I have a perspective table bound to a named query referencing one DB connection (DB1). Users write additional data against keys from named query and the written data is stored in a different DB connection (DB2) - ie the newly written data is not accessible via the named query. Users would like to filter the table by data they are writing to DB2.
Imagine DB1 contains:
key1, property1, property,2
DB2 contains:
key1, property 3
How can I filter or otherwise reference property 3 while using a table bound to a query referencing DB1?
How are you displaying this information to the user? Why not join DB1 and DB2 data sources in your query and display both in one table, or are you already doing that?
I'm displaying via table component with data property bound to a named query. The named query is using DB1 as a database connection and referencing a table within DB1. The users are writing to a different table in a different database connection in DB2.
Can I still do a SQL join in the named query if I try to join on a table in DB2 when the database connection referenced is DB1?
If DB1 and DB2 are the same db flavor, that is both MySQL or both postgres etc, then yes you can join them in a single query. If one is MySQL and one postgres, then no.
In that case, I highly recommend the Integration Toolkit that @lrose linked to. This toolkit allows you to gain a lot of performance by using an expression over a script transform.
I don't think that is true, they are different connections implying different databases. Doing a cross connection join, at the very least isn't supported from a Named Query. You could potentially do it in a stored procedure, assuming that both Databases are located in the same Database server, but again. Not from a named query, named queries only support a single connection.
You absolutely can do it in a named query, I do it all the time with MariaDB. One database schema, is the right terminology?, with mulitple databases using a database connection for each database (in my case).

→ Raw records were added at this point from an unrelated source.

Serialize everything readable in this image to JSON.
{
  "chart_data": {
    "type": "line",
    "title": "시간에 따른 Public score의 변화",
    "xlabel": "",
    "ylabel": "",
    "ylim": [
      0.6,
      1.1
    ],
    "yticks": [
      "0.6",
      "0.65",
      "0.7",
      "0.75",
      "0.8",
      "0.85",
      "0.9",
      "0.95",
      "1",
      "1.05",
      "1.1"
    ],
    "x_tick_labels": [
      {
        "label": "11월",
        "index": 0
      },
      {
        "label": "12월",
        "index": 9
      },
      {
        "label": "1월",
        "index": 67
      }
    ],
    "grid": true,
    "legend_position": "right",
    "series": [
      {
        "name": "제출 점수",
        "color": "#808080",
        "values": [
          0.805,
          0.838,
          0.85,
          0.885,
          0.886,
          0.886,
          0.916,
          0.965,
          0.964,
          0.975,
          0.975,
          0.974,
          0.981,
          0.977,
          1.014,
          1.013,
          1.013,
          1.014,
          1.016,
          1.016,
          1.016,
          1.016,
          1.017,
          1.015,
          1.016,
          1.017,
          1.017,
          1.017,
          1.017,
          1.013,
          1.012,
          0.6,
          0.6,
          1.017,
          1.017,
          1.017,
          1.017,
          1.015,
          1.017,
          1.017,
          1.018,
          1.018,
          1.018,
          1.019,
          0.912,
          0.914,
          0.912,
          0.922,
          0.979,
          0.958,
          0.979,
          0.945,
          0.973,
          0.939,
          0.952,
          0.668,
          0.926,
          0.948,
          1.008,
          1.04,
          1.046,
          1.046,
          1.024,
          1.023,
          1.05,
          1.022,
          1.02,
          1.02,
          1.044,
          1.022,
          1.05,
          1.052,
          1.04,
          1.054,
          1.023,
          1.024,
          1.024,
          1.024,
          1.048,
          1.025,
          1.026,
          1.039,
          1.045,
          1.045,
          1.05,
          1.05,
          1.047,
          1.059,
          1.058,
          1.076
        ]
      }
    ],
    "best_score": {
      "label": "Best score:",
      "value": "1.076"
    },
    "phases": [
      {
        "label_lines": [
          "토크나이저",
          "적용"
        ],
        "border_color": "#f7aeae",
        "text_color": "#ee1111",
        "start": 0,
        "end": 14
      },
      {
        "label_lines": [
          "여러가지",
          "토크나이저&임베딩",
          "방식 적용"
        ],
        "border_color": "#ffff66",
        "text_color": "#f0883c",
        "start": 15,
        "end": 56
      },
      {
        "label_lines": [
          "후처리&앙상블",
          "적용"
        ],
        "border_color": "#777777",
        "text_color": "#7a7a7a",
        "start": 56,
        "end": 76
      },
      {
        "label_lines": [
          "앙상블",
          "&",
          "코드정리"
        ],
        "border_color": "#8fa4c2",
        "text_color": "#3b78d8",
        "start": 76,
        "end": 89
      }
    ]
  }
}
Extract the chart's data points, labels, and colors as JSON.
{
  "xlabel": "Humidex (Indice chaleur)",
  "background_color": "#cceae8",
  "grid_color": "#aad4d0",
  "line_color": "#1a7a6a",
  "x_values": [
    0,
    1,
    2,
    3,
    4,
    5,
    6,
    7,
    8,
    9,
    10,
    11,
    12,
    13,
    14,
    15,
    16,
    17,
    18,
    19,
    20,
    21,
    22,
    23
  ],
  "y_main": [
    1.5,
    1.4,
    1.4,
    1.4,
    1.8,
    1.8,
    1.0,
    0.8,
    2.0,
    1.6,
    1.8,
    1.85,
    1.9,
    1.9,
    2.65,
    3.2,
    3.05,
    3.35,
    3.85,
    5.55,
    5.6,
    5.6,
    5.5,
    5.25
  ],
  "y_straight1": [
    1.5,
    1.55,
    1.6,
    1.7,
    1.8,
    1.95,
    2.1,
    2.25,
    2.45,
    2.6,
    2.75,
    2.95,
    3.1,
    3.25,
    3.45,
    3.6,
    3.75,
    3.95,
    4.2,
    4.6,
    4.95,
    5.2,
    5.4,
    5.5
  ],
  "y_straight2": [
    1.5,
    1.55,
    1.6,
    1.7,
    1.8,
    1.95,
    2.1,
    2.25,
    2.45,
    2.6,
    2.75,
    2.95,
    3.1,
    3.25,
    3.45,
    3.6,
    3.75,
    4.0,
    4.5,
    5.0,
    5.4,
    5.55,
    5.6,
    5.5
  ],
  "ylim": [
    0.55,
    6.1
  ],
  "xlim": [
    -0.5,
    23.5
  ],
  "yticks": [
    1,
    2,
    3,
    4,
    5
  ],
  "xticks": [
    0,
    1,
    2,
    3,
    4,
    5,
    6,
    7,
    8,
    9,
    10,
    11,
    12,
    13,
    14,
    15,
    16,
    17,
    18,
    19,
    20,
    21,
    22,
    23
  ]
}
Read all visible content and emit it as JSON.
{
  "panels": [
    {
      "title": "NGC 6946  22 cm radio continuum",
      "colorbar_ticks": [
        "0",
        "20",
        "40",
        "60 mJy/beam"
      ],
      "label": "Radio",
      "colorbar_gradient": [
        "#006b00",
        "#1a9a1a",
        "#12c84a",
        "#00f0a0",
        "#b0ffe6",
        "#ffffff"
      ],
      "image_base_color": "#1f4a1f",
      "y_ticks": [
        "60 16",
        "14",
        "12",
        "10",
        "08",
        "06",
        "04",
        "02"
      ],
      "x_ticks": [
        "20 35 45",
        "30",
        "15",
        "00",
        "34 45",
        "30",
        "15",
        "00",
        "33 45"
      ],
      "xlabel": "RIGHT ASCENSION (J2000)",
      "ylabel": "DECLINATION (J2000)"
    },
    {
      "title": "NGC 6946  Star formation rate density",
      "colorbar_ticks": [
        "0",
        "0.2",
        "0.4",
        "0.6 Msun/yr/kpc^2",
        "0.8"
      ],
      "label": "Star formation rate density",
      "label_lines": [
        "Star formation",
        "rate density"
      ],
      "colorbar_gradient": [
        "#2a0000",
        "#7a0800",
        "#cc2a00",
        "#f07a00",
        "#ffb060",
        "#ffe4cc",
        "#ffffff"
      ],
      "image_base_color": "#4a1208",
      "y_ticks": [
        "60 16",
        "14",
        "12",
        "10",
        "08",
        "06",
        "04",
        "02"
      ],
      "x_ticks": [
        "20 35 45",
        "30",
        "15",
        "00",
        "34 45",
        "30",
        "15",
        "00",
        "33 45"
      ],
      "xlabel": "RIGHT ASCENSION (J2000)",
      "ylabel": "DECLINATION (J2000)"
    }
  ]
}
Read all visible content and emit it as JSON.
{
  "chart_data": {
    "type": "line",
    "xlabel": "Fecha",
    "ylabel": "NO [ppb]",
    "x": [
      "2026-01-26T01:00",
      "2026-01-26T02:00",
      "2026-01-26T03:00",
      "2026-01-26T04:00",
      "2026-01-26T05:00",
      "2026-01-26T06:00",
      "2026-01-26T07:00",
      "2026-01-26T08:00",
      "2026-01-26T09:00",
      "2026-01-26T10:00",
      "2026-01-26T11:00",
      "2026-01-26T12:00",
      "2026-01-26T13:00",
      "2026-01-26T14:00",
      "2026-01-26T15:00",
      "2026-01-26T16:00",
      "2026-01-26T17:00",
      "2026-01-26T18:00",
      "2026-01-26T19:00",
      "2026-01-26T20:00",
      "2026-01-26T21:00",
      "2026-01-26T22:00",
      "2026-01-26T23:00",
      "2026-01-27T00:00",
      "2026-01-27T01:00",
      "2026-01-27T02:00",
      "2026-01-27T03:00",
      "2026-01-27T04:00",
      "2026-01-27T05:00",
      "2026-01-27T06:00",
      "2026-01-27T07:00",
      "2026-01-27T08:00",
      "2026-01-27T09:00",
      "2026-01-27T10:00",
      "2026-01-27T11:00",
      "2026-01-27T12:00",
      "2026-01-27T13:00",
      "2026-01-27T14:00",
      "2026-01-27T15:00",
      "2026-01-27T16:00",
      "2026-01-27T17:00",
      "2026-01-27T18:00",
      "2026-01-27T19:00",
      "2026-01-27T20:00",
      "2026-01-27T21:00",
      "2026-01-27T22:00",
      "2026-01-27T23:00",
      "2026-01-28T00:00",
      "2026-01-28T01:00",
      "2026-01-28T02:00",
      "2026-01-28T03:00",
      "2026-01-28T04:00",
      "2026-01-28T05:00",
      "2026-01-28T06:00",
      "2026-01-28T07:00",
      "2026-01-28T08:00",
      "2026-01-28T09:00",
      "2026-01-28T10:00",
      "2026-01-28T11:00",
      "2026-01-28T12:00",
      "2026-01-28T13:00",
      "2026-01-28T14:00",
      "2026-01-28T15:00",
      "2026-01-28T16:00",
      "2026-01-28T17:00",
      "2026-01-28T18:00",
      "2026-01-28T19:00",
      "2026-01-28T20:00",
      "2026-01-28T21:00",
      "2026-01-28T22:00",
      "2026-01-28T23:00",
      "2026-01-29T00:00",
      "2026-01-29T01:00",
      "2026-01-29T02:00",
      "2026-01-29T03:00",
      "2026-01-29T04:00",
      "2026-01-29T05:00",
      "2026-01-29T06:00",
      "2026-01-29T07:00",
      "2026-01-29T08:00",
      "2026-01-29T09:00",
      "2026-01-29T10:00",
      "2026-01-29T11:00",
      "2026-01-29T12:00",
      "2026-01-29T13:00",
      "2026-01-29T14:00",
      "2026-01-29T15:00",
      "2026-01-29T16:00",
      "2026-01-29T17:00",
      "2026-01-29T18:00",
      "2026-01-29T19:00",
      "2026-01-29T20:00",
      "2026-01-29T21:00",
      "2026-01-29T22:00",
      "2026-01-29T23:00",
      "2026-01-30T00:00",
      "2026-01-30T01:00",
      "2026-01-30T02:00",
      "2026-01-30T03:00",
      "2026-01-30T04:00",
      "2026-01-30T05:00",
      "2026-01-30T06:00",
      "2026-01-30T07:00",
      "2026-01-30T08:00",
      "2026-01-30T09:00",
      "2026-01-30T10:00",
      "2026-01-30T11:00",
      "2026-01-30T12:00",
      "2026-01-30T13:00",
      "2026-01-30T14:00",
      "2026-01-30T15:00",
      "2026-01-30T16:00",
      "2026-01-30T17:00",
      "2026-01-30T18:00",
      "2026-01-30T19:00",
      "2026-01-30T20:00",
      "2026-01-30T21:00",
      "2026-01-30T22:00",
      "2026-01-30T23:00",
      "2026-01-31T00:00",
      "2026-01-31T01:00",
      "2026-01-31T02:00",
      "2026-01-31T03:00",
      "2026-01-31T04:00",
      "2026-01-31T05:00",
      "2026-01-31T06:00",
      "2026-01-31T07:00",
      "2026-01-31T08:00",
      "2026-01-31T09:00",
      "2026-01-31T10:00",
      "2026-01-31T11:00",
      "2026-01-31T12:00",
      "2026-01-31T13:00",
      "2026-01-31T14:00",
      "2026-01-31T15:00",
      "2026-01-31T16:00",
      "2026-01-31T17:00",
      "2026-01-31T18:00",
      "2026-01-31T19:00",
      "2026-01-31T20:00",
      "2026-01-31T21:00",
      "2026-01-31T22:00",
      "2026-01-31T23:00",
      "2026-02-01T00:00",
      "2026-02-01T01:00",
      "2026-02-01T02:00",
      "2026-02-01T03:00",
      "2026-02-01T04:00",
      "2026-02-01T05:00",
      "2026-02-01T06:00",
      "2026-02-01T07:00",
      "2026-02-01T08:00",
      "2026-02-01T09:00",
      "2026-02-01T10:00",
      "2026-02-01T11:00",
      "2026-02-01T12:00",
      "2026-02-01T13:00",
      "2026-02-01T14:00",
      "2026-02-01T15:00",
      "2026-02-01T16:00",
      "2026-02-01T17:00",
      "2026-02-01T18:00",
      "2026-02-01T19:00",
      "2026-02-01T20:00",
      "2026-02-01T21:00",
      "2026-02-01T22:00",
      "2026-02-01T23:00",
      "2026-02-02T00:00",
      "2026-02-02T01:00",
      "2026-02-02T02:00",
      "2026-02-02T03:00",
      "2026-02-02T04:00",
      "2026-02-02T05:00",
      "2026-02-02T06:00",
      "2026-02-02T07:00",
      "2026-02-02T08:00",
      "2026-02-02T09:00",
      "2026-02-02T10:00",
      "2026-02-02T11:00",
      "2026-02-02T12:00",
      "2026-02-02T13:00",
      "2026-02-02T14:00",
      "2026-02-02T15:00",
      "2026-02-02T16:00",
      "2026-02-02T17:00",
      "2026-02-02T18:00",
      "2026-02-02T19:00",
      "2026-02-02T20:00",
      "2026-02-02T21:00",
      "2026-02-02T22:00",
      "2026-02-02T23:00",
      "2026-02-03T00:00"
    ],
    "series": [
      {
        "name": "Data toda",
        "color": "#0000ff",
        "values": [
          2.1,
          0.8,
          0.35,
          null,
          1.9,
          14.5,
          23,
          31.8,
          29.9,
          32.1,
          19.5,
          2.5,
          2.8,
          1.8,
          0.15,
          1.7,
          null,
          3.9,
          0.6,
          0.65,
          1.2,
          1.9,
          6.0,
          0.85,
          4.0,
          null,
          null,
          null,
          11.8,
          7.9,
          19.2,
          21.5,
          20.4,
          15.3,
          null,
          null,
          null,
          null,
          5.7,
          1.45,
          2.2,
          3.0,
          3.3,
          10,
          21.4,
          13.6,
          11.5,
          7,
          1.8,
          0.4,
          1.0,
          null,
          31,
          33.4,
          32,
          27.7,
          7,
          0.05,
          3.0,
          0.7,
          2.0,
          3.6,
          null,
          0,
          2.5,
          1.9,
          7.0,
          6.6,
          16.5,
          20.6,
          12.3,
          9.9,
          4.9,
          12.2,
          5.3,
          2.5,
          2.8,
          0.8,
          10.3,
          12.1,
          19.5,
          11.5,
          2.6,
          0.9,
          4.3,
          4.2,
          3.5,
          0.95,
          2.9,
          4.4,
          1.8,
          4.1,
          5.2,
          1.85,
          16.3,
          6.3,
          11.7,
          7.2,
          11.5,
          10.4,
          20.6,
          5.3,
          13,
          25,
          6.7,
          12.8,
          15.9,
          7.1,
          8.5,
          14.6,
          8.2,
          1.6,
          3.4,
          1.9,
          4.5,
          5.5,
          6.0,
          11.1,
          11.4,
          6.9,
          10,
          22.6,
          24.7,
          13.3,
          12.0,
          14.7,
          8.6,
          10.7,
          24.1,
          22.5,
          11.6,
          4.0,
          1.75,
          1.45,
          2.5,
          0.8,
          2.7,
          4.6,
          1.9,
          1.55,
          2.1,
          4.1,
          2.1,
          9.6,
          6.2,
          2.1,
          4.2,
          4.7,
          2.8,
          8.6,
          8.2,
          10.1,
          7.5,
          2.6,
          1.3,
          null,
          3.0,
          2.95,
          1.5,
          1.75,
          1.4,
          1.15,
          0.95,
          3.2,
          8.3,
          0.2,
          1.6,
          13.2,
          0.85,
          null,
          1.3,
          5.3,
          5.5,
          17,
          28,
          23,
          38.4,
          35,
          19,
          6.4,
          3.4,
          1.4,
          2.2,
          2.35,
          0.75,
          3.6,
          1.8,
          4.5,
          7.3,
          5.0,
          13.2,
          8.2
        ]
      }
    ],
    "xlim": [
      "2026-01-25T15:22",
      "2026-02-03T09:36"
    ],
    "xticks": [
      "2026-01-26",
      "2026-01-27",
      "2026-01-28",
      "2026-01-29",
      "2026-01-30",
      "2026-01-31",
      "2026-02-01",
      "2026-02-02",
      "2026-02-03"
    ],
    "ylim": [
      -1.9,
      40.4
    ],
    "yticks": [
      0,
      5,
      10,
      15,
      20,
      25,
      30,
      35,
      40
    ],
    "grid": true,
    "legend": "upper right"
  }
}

How do you get a single named query to reference a second ignition connection? Without actually seeing the query, I can't say for sure, but this feels like it is venturing into the neighborhood of a SQL script.
db connection called cutting and db connection called staging. Set default connection to cutting
select *
from cut_history c
left join staging.stage_history s
on s.serial = c.serial
where
...
EDIT
You are probably right that the DBs would have to be on the same server/schema as it's probably not acutally using the other db connection in the query. It works because the databases live in the same place and is using the default connection only.